The store’s sale features a wide selection of items, with prices ranging from $28 to $30,000, including estate pieces, diamonds and “rare sapphires discovered during the gold rush days that are only found in Montana,” according to the store’s description.
Among the sapphires is the Yogo, a “natural, unheated, precious” gemstone that the store calls more rare than diamonds, “prized for its color, clarity and beauty,” and found only in Yogo Gulch, Montana.
The store also carries brand-name designers such as Peter James, Wolf, Parle, Galatea, Imperial, Bering, Venetti, Bellari and Mark Schneider.
Wheeler Jewelry has been active in its community, supporting a number of local causes, including Big Brothers Big Sisters of America, which has its local office upstairs. Anderson has donated a portion of the organization’s rent for 40 years.
Anderson is also passionate about the Tamarack Grief Resource Center, which helps children who have lost parents or other loved ones.

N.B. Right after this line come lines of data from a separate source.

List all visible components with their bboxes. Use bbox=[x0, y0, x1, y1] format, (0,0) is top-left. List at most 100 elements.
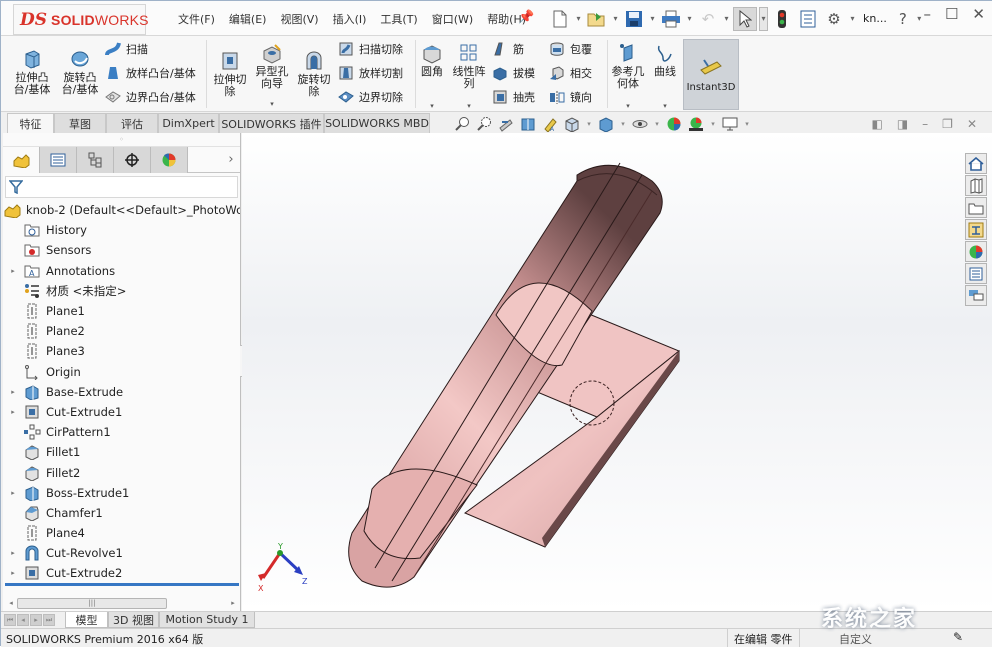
lofted-cut-button[interactable]: 放样切割 bbox=[338, 64, 403, 82]
tree-item-chamfer1[interactable]: Chamfer1 bbox=[3, 503, 240, 523]
close-icon[interactable]: ✕ bbox=[972, 5, 985, 23]
tree-item-origin[interactable]: Origin bbox=[3, 362, 240, 382]
select-arrow-icon[interactable] bbox=[733, 6, 757, 31]
scroll-right-icon[interactable]: ▸ bbox=[227, 599, 239, 607]
previous-view-icon[interactable] bbox=[497, 115, 515, 133]
graphics-area[interactable]: X Y Z bbox=[242, 133, 992, 611]
undo-dropdown-icon[interactable]: ▾ bbox=[722, 14, 731, 23]
tab-3d-views[interactable]: 3D 视图 bbox=[108, 612, 159, 628]
tree-item-sensors[interactable]: Sensors bbox=[3, 240, 240, 260]
new-dropdown-icon[interactable]: ▾ bbox=[574, 14, 583, 23]
select-dropdown-icon[interactable]: ▾ bbox=[759, 6, 768, 31]
tree-split-bar[interactable] bbox=[5, 583, 239, 586]
mirror-button[interactable]: 镜向 bbox=[549, 88, 592, 106]
tab-motion-study-1[interactable]: Motion Study 1 bbox=[159, 612, 255, 628]
custom-properties-icon[interactable] bbox=[965, 263, 987, 284]
pin-menu-icon[interactable]: 📌 bbox=[518, 10, 534, 25]
first-tab-icon[interactable]: ⏮ bbox=[4, 614, 16, 626]
last-tab-icon[interactable]: ⏭ bbox=[43, 614, 55, 626]
shell-button[interactable]: 抽壳 bbox=[492, 88, 535, 106]
save-dropdown-icon[interactable]: ▾ bbox=[648, 14, 657, 23]
tree-item-annotations[interactable]: ▸ A Annotations bbox=[3, 261, 240, 281]
tree-item-plane2[interactable]: Plane2 bbox=[3, 321, 240, 341]
reference-geometry-button[interactable]: 参考几 何体 ▾ bbox=[609, 42, 647, 112]
expand-arrow-icon[interactable]: ▸ bbox=[3, 489, 23, 497]
linear-pattern-button[interactable]: 线性阵 列 ▾ bbox=[450, 42, 488, 112]
new-document-icon[interactable] bbox=[548, 7, 572, 31]
tree-horizontal-scrollbar[interactable]: ◂ ||| ▸ bbox=[5, 596, 239, 610]
file-properties-icon[interactable] bbox=[796, 7, 820, 31]
tree-item-fillet1[interactable]: Fillet1 bbox=[3, 442, 240, 462]
menu-insert[interactable]: 插入(I) bbox=[326, 11, 374, 27]
tab-dimxpert[interactable]: DimXpert bbox=[158, 113, 219, 133]
file-explorer-folder-icon[interactable] bbox=[965, 197, 987, 218]
scroll-left-icon[interactable]: ◂ bbox=[5, 599, 17, 607]
linear-pattern-dropdown-icon[interactable]: ▾ bbox=[467, 100, 471, 112]
hide-show-dropdown-icon[interactable]: ▾ bbox=[653, 120, 661, 128]
tree-item-cut-revolve1[interactable]: ▸ Cut-Revolve1 bbox=[3, 543, 240, 563]
open-dropdown-icon[interactable]: ▾ bbox=[611, 14, 620, 23]
tree-item-plane4[interactable]: Plane4 bbox=[3, 523, 240, 543]
minimize-icon[interactable]: – bbox=[923, 5, 931, 23]
design-library-icon[interactable] bbox=[965, 175, 987, 196]
boundary-cut-button[interactable]: 边界切除 bbox=[338, 88, 403, 106]
curves-button[interactable]: 曲线 ▾ bbox=[649, 42, 681, 112]
scroll-thumb[interactable]: ||| bbox=[17, 597, 167, 609]
tab-solidworks-addins[interactable]: SOLIDWORKS 插件 bbox=[219, 113, 324, 133]
rib-button[interactable]: 筋 bbox=[492, 40, 524, 58]
extruded-boss-button[interactable]: 拉伸凸 台/基体 bbox=[9, 48, 55, 96]
tab-model[interactable]: 模型 bbox=[65, 612, 108, 628]
expand-arrow-icon[interactable]: ▸ bbox=[3, 549, 23, 557]
draft-button[interactable]: 拔模 bbox=[492, 64, 535, 82]
tab-sketch[interactable]: 草图 bbox=[54, 113, 106, 133]
panel-tabs-more-chevron-icon[interactable]: › bbox=[222, 147, 240, 172]
document-minimize-icon[interactable]: – bbox=[922, 117, 928, 131]
quick-tips-icon[interactable]: ✎ bbox=[953, 630, 963, 644]
curves-dropdown-icon[interactable]: ▾ bbox=[663, 100, 667, 112]
display-style-icon[interactable] bbox=[597, 115, 615, 133]
menu-tools[interactable]: 工具(T) bbox=[373, 11, 424, 27]
tree-item-cut-extrude2[interactable]: ▸ Cut-Extrude2 bbox=[3, 563, 240, 583]
tree-filter-field[interactable] bbox=[5, 176, 238, 198]
wrap-button[interactable]: 包覆 bbox=[549, 40, 592, 58]
view-settings-monitor-icon[interactable] bbox=[721, 115, 739, 133]
document-restore-icon[interactable]: ❐ bbox=[942, 117, 953, 131]
instant3d-button[interactable]: Instant3D bbox=[683, 39, 739, 110]
boundary-boss-button[interactable]: 边界凸台/基体 bbox=[105, 88, 196, 106]
menu-view[interactable]: 视图(V) bbox=[273, 11, 325, 27]
view-settings-dropdown-icon[interactable]: ▾ bbox=[743, 120, 751, 128]
zoom-to-fit-icon[interactable] bbox=[453, 115, 471, 133]
edit-appearance-icon[interactable] bbox=[665, 115, 683, 133]
tree-item-history[interactable]: History bbox=[3, 220, 240, 240]
hide-show-items-icon[interactable] bbox=[631, 115, 649, 133]
menu-file[interactable]: 文件(F) bbox=[171, 11, 222, 27]
print-dropdown-icon[interactable]: ▾ bbox=[685, 14, 694, 23]
options-dropdown-icon[interactable]: ▾ bbox=[848, 14, 857, 23]
lofted-boss-button[interactable]: 放样凸台/基体 bbox=[105, 64, 196, 82]
solidworks-logo[interactable]: DS SOLIDWORKS bbox=[13, 4, 149, 35]
propertymanager-tab[interactable] bbox=[40, 147, 77, 173]
tree-root-part[interactable]: knob-2 (Default<<Default>_PhotoWorks bbox=[3, 200, 240, 220]
solidworks-forum-chat-icon[interactable] bbox=[965, 285, 987, 306]
tree-item-cut-extrude1[interactable]: ▸ Cut-Extrude1 bbox=[3, 402, 240, 422]
solidworks-resources-home-icon[interactable] bbox=[965, 153, 987, 174]
reference-geometry-dropdown-icon[interactable]: ▾ bbox=[626, 100, 630, 112]
tab-features[interactable]: 特征 bbox=[7, 113, 54, 133]
configurationmanager-tab[interactable] bbox=[77, 147, 114, 173]
revolved-cut-button[interactable]: 旋转切 除 bbox=[293, 50, 335, 98]
previous-tab-icon[interactable]: ◂ bbox=[17, 614, 29, 626]
panel-grip[interactable]: ◦ bbox=[3, 133, 240, 147]
view-palette-icon[interactable] bbox=[965, 219, 987, 240]
options-gear-icon[interactable]: ⚙ bbox=[822, 7, 846, 31]
fillet-button[interactable]: 圆角 ▾ bbox=[417, 42, 447, 112]
intersect-button[interactable]: 相交 bbox=[549, 64, 592, 82]
help-dropdown-icon[interactable]: ▾ bbox=[915, 14, 924, 23]
tab-evaluate[interactable]: 评估 bbox=[106, 113, 158, 133]
tree-item-plane1[interactable]: Plane1 bbox=[3, 301, 240, 321]
expand-arrow-icon[interactable]: ▸ bbox=[3, 388, 23, 396]
dynamic-annotation-icon[interactable]: A bbox=[541, 115, 559, 133]
zoom-to-area-icon[interactable] bbox=[475, 115, 493, 133]
open-document-icon[interactable] bbox=[585, 7, 609, 31]
fillet-dropdown-icon[interactable]: ▾ bbox=[430, 100, 434, 112]
view-orientation-icon[interactable] bbox=[563, 115, 581, 133]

Anderson is a volunteer there.
“Loss often forces kids to grow up quickly and lose pieces of their childhoods,” she said. “When the kids go camping, they get to be kids.”
Most of all, Anderson will miss the customers, both the long-term relationships and the daily camaraderie.
“I’ve made lifelong friends through my business,” she said. “I mean close friends.”
Anderson recalls a story from 1975, before she took over ownership, when she was working the floor and a disheveled rancher walked in wearing mud-covered rubber duck boots. He ended up buying a $775 sapphire ring, her biggest sale to date and a sizable haul at that time.
Anderson likes to share that story and its lessons with her staff, as she believes it illuminates a major reason the store has remained successful for decades.
“Never judge a book by its cover,” Anderson said. “Every person is the same that walks through that front door. I think we’ve done a really good job of creating an atmosphere where everyone feels welcome.”
Anderson, whose daughter is an attorney in Kalispell, hopes to set example for other women to reach their goals, whether in business or other life pursuits.
“It is not always easy but it is absolutely possible,” Anderson said. “I really want women to know they can do anything they set their sights on and enjoy their life.”